Snapchat is newly emerging as a viable mobile ad platform. It’s currently a better platform for brands looking to start gaining visibility with younger audiences, especially since it was just crowned as the most popular social media channel with U.S. teens.
I wouldn’t be surprised if Snapchat eventually catches on as a mainstream app, though, and then will be able to offer more benefit for a wide variety of brands. Features like live coverage of major events, like award ceremonies, and partnerships with publishers like the Wall Street Journal, could be a big draw in the future.
Facebook & Instagram
Facebook and Instagram are powerhouse platforms when it comes to mobile app ads. You can’t deny the viability of Facebook as an advertising platform when 72% of online U.S. adults use it. But these two platforms have great value specific to app advertising. At the end of 2015, it was reported that app ads on these two channels drove growth in downloads of 196%.
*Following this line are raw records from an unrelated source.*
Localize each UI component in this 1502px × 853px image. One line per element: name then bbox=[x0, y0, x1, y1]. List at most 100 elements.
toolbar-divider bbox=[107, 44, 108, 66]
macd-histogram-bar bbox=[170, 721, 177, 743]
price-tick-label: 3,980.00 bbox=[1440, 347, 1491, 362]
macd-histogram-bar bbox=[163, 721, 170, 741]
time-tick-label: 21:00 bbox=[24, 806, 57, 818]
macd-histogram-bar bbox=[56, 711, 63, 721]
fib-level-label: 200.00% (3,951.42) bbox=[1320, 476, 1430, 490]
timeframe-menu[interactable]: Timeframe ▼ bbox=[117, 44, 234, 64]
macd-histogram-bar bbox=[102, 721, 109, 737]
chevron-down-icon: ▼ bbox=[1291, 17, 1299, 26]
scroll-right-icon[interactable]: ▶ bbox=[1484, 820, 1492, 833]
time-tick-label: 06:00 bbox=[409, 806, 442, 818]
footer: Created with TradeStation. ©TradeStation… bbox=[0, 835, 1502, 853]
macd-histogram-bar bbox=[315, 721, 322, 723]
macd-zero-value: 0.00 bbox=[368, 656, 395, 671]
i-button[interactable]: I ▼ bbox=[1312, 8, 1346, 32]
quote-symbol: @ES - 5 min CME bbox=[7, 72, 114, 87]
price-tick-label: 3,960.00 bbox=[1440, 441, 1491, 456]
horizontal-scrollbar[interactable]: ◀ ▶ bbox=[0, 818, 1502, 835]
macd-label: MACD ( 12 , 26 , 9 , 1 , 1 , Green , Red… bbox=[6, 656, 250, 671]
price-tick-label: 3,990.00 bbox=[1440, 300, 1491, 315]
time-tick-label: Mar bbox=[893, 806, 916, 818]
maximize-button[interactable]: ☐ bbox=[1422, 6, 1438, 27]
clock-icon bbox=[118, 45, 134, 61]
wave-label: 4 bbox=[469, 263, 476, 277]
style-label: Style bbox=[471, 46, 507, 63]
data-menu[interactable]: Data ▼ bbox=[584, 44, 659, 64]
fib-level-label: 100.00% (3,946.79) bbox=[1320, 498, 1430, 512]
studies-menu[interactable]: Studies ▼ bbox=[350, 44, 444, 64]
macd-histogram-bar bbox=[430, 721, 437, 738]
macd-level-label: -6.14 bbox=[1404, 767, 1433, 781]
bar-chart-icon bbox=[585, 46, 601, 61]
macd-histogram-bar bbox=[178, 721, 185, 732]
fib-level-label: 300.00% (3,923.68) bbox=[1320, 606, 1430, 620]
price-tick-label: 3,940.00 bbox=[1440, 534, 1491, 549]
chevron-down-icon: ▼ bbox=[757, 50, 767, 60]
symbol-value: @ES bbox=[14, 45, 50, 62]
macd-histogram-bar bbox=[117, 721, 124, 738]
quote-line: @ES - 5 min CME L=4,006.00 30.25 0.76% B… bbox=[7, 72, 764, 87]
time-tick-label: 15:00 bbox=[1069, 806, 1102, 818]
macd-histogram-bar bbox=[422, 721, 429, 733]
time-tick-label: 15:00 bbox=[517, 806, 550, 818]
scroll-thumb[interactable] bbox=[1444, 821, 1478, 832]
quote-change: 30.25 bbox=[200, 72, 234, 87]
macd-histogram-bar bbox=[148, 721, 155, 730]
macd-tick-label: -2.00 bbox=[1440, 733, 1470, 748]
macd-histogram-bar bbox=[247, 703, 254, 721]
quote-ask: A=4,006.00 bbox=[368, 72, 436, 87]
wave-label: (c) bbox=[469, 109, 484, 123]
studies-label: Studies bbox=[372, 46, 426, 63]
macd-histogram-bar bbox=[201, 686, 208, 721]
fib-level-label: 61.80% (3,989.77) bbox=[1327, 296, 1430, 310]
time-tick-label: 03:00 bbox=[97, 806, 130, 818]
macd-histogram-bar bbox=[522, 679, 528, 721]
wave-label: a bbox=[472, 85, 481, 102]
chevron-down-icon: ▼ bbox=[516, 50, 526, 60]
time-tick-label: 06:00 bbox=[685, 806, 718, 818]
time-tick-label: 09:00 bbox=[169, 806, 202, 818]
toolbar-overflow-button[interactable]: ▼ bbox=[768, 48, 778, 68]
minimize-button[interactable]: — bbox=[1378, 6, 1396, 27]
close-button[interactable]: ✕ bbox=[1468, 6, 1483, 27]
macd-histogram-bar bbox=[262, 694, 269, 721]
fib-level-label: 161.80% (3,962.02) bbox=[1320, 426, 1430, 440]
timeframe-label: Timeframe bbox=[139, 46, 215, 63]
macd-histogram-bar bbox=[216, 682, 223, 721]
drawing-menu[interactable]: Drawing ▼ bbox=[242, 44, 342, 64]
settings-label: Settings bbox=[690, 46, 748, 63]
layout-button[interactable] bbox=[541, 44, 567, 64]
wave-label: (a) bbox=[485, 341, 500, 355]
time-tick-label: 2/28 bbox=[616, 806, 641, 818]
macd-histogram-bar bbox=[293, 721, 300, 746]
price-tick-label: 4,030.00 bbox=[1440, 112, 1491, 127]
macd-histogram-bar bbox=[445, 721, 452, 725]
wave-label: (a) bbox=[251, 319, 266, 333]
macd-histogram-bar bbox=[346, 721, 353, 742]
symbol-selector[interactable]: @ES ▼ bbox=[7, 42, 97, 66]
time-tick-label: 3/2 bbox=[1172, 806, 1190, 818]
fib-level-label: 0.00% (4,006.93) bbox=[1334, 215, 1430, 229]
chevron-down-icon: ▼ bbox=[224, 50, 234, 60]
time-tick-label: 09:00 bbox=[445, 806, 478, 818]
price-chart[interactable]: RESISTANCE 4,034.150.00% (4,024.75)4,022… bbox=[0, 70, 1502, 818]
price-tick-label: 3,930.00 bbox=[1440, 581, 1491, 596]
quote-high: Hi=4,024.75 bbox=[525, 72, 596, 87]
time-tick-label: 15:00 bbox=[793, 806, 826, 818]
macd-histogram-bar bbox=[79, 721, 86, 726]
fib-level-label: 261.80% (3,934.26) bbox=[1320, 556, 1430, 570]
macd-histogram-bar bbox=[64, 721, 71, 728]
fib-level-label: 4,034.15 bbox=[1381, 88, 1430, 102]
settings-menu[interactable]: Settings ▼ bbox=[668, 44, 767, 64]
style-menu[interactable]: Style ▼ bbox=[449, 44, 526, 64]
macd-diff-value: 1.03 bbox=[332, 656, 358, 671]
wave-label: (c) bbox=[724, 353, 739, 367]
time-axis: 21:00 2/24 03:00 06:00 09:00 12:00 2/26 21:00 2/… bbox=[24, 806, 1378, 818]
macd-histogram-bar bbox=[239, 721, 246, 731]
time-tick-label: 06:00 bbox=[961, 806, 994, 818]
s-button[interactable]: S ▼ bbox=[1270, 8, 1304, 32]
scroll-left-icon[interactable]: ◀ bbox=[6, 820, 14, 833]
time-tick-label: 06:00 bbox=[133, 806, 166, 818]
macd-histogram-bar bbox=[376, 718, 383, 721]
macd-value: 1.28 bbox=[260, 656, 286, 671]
Instagram alone was responsible of more than a fifth of total clicks on app install ads. That’s pretty phenomenal, especially when you also consider the bonus tidbit that customer acquisition cost is lower on Instagram than other channels.
A few years ago Twitter announced some really nifty app marketing campaign features. Structured like other CPAC campaigns, app ads (called App Cards) appear organically within users’ tweet feeds and provide conversion analytics. The good part is that App Cards have a natural, less obtrusive feel. The bad part I’ve noticed is that it can be easy for users who are quickly scrolling through a feed to pass right by these ads.
Still, Twitter reports that more than 80% of its users are on mobile, which means it’s a great channel to consider for mobile app advertisements. And I’ve loved using the Twitter Ads back-end platform for businesses. It’s got great tools and analytics.
Google & Apple
Beyond the social media channels, Google and Apple will likely soon both offer paid in-store search options for those looking to make their app stand out from the very crowded stores. And the Google AdWords Search Trial Run Ads are also on the horizon after successful testing. Mobile users can try out an app before actually downloading. Hopefully it’ll increase user retention if people can actually see what they’re getting in advance.
App ads are definitely worth it for any brand that has an app available, especially for those in categories with a higher rate of abandonment (travel, books, food & drink currently lead in customer churn). Making the most of these new mobile ad features designed especially for increasing user acquisition and retention could mean the difference between success and failure for many developers.